Through the installation of a trusted agent in the service of President Davis, Miss Van Lew was able to furnish the Federal forces with the most valuable information. Her emissaries to the enemy’s camp were many and trusted. Her ingenuity could devise means for the putting of the enemy in possession of the desired information, as well as plans for securing it. That her services to the cause that she expoused were appreciated was attested by the acts of General Grant, who, after his army had entered the city, paid lengthy visits to her at the old home, and gave her services material recognition by appointing her post-mistress of this city on the 19th day of March, 1869, only fifteen days after his own inauguration, and re-appointed her in 1873, in which capacity she served until May 19, 1877, when Colonel W.W. Forbes succeeded her in office.

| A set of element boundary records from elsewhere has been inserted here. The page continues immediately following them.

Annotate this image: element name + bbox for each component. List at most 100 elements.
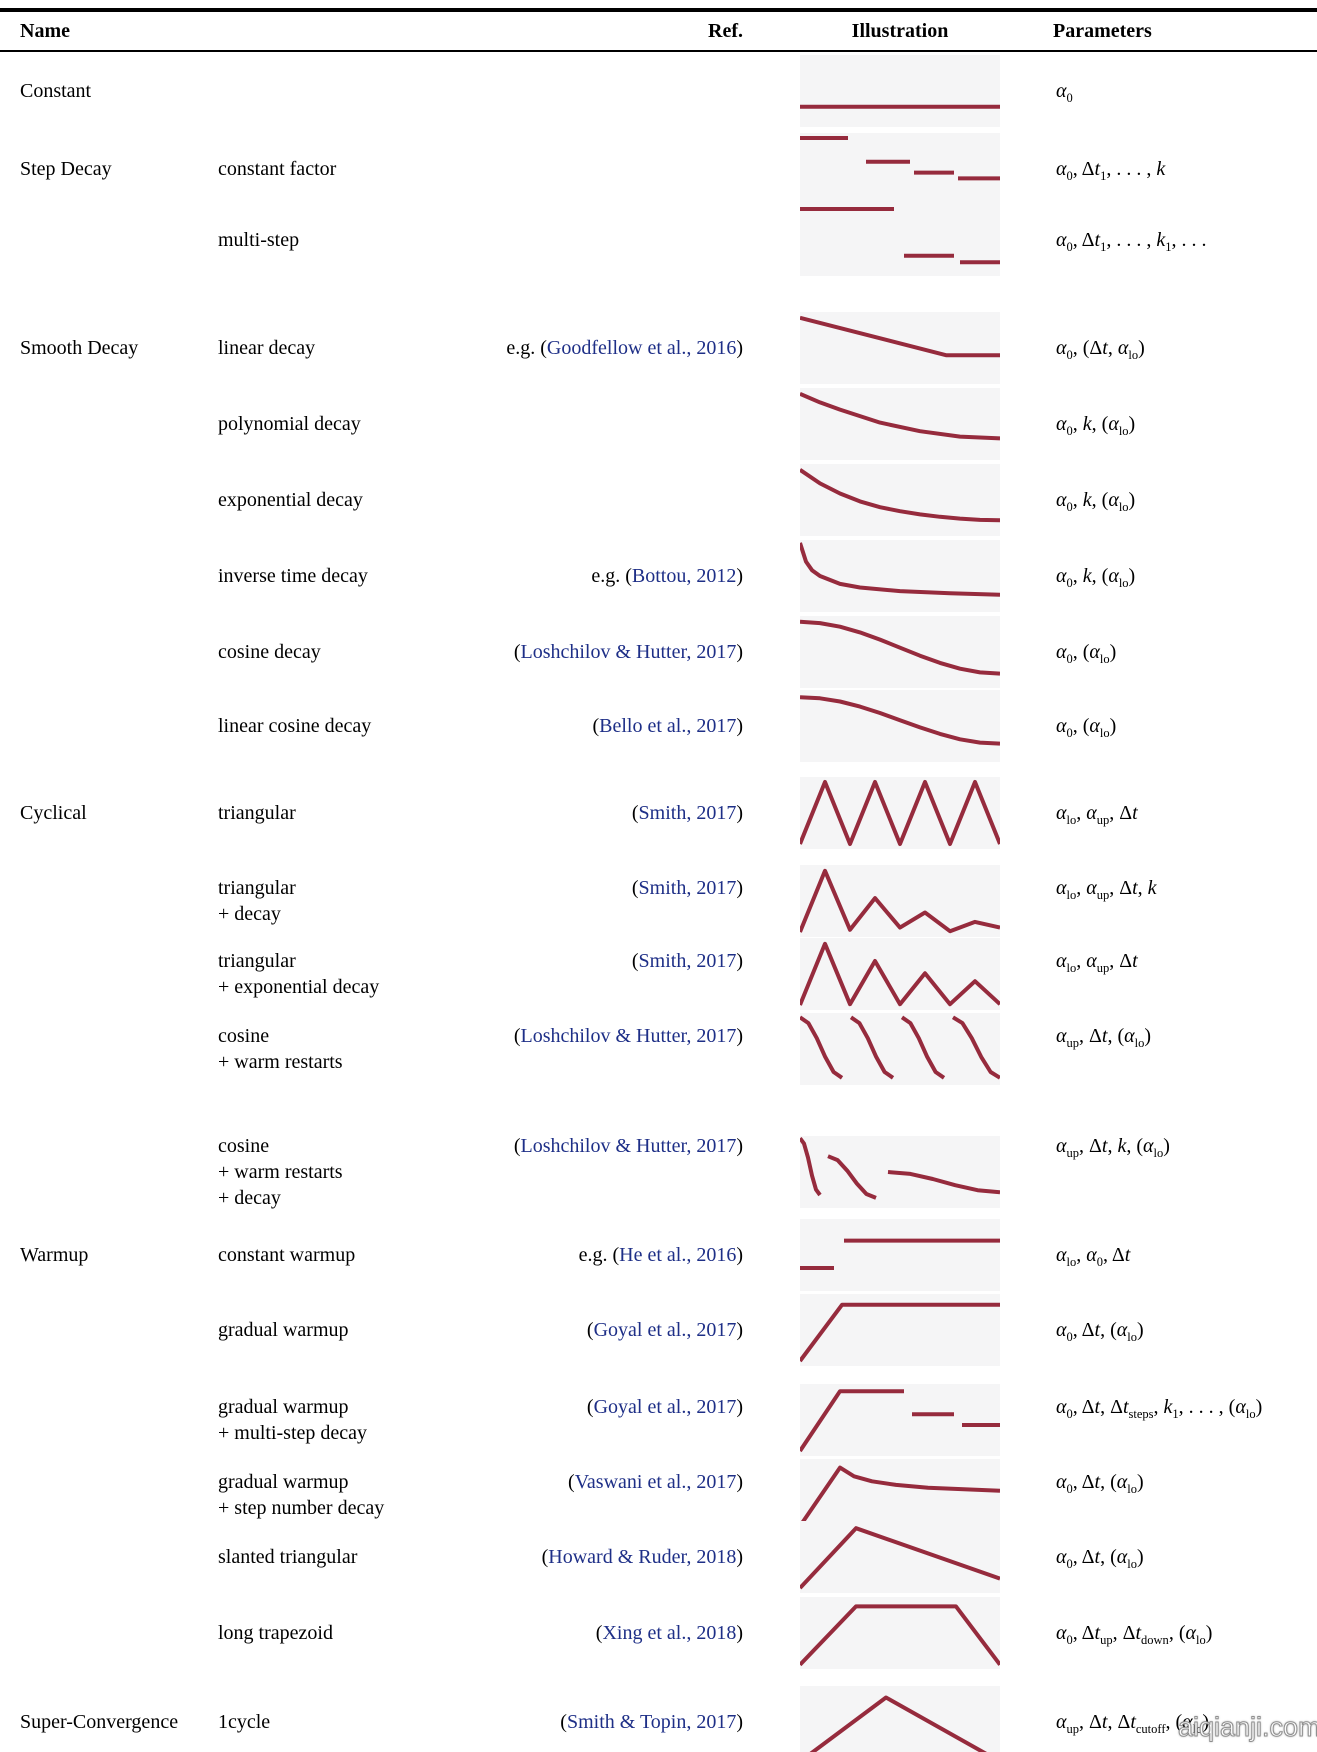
schedule-name: + exponential decay [218,976,380,998]
schedule-curve [800,780,1000,846]
column-header-ref: Ref. [708,20,743,42]
parameters: α0, Δt1, . . . , k1, . . . [1056,229,1207,254]
illustration-box [800,690,1000,762]
illustration-box [800,1686,1000,1752]
illustration-box [800,1219,1000,1291]
illustration-box [800,312,1000,384]
parameters: α0 [1056,80,1073,105]
column-header-parameters: Parameters [1053,20,1152,42]
group-label: Step Decay [20,158,112,180]
citation-link[interactable]: Bello et al., 2017 [599,715,737,737]
citation-link[interactable]: Loshchilov & Hutter, 2017 [520,1025,737,1047]
schedule-curve [800,315,1000,358]
parameters: α0, (αlo) [1056,715,1117,740]
schedule-name: long trapezoid [218,1622,333,1644]
citation-link[interactable]: Smith, 2017 [638,950,737,972]
schedule-name: linear cosine decay [218,715,372,737]
reference: (Loshchilov & Hutter, 2017) [513,1025,743,1047]
parameters: α0, (Δt, αlo) [1056,337,1145,362]
schedule-name: triangular [218,802,296,824]
parameters: α0, Δt, (αlo) [1056,1471,1144,1496]
illustration-box [800,616,1000,688]
parameters: α0, k, (αlo) [1056,565,1136,590]
illustration-box [800,1597,1000,1669]
citation-link[interactable]: Smith, 2017 [638,802,737,824]
illustration-box [800,1384,1000,1456]
table-header-rule [0,50,1317,52]
reference: (Bello et al., 2017) [592,715,743,737]
schedule-curve [800,695,1000,746]
citation-link[interactable]: Smith & Topin, 2017 [566,1711,737,1733]
parameters: αup, Δt, Δtcutoff, (αlo) [1056,1711,1210,1736]
column-header-name: Name [20,20,70,42]
parameters: α0, k, (αlo) [1056,489,1136,514]
schedule-curve [800,104,1000,109]
citation-link[interactable]: Goyal et al., 2017 [593,1396,737,1418]
illustration-box [800,1013,1000,1085]
schedule-curve [800,1015,1000,1080]
schedule-curve [800,468,1000,523]
parameters: αup, Δt, (αlo) [1056,1025,1152,1050]
schedule-name: gradual warmup [218,1471,349,1493]
schedule-name: cosine [218,1135,270,1157]
schedule-name: linear decay [218,337,316,359]
schedule-name: multi-step [218,229,300,251]
parameters: αlo, αup, Δt, k [1056,877,1157,902]
citation-link[interactable]: Goyal et al., 2017 [593,1319,737,1341]
schedule-curve [800,619,1000,676]
citation-link[interactable]: Bottou, 2012 [631,565,737,587]
schedule-curve [800,1302,1000,1363]
reference: (Howard & Ruder, 2018) [541,1546,743,1568]
group-label: Warmup [20,1244,89,1266]
citation-link[interactable]: Vaswani et al., 2017 [574,1471,737,1493]
schedule-name: + step number decay [218,1497,385,1519]
parameters: α0, Δt, Δtsteps, k1, . . . , (αlo) [1056,1396,1263,1421]
illustration-box [800,865,1000,937]
illustration-box [800,1459,1000,1531]
reference: (Smith, 2017) [631,802,743,824]
citation-link[interactable]: Loshchilov & Hutter, 2017 [520,641,737,663]
schedule-curve [800,941,1000,1007]
schedule-name: + warm restarts [218,1051,343,1073]
parameters: α0, (αlo) [1056,641,1117,666]
schedule-curve [800,1526,1000,1590]
illustration-box [800,1521,1000,1593]
citation-link[interactable]: Xing et al., 2018 [602,1622,737,1644]
citation-link[interactable]: He et al., 2016 [619,1244,737,1266]
schedule-curve [800,868,1000,934]
citation-link[interactable]: Howard & Ruder, 2018 [548,1546,737,1568]
reference: e.g. (Bottou, 2012) [591,565,743,587]
parameters: αlo, α0, Δt [1056,1244,1131,1269]
schedule-name: constant warmup [218,1244,356,1266]
schedule-name: + decay [218,903,281,925]
reference: (Smith, 2017) [631,877,743,899]
schedule-name: 1cycle [218,1711,271,1733]
citation-link[interactable]: Smith, 2017 [638,877,737,899]
citation-link[interactable]: Loshchilov & Hutter, 2017 [520,1135,737,1157]
reference: (Smith & Topin, 2017) [560,1711,743,1733]
schedule-name: gradual warmup [218,1396,349,1418]
reference: (Loshchilov & Hutter, 2017) [513,641,743,663]
parameters: αlo, αup, Δt [1056,802,1138,827]
citation-link[interactable]: Goodfellow et al., 2016 [546,337,737,359]
schedule-curve [800,1137,1000,1200]
illustration-box [800,777,1000,849]
reference: (Goyal et al., 2017) [586,1396,743,1418]
schedule-name: triangular [218,877,296,899]
parameters: α0, Δt, (αlo) [1056,1546,1144,1571]
schedule-name: constant factor [218,158,337,180]
parameters: αlo, αup, Δt [1056,950,1138,975]
schedule-name: + warm restarts [218,1161,343,1183]
illustration-box [800,938,1000,1010]
schedule-name: cosine [218,1025,270,1047]
parameters: α0, k, (αlo) [1056,413,1136,438]
reference: (Xing et al., 2018) [595,1622,743,1644]
schedule-curve [800,207,1000,265]
parameters: α0, Δt, (αlo) [1056,1319,1144,1344]
schedule-curve [800,542,1000,597]
parameters: α0, Δt1, . . . , k [1056,158,1166,183]
schedule-curve [800,1604,1000,1667]
schedule-name: cosine decay [218,641,321,663]
schedule-curve [800,136,1000,181]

Miss Van Lew was of inestimable aid to the Federal officers who escaped from Libby Prison, and in making the success of their plans a possibility. In her house were sheltered those who were not recaptured by the Confederates and returned to prison.
Another friend by whom Miss Van Lew was never forgotten was Admiral Dahlgren, of the United States Navy. She knew where the remains of Colonel Dahlgren had been hidden after his defeat and death in trying to capture Richmond, and she had his remains shipped to his father after the war was over. This act of kindness was highly appreciated by the old Admiral up to his death.
FRIENDLESS AND ALONE
Yet Miss Van Lew died friendless and alone. She was suspected by the authorities, but was not molested. One by one the friends of her youth, feeling themselves and their country outraged, dwindled away, and left her with only her thoughts for company.
The very doors of St. John’s Church, of which she was a regular attendant, were closed upon her. Children shrunk from her and even the servants whose cause she had espoused looked on her with distrust.
Eccentric as she was and as full as had been her life with plots and plans against her own people, she, no doubt, worked for the thing she believed to be right. Full of humanity, she has interested herself all through life in the sorrows and afflictions of others, visiting the jails and prisons for the last forty years, aiding in some way or another some unfortunate creature.
Up to the last year, in which her strength had perceptibly failed, although her mind was as active and her will as strong as ever, Miss Van Lew had been a familiar figure on the streets of Richmond. But here she was pointed out, not as the Federal spy—which fact is little known and even less remembered, not as a friend of the poor—but as “Miss Van Lew, the former postmistress, who every year protests against taxation without the right to vote.” As certain as her taxes were paid the “annual protest” was filed along with them. She was a strong believer in woman’s rights, but refused to ventilate her views on the subject.
For years it had been a constant scuffle to maintain the old home, and in her declining years it was offered for sale to the highest bidder, to whom the storied walls will have little to tell of the plottings and doings of other days.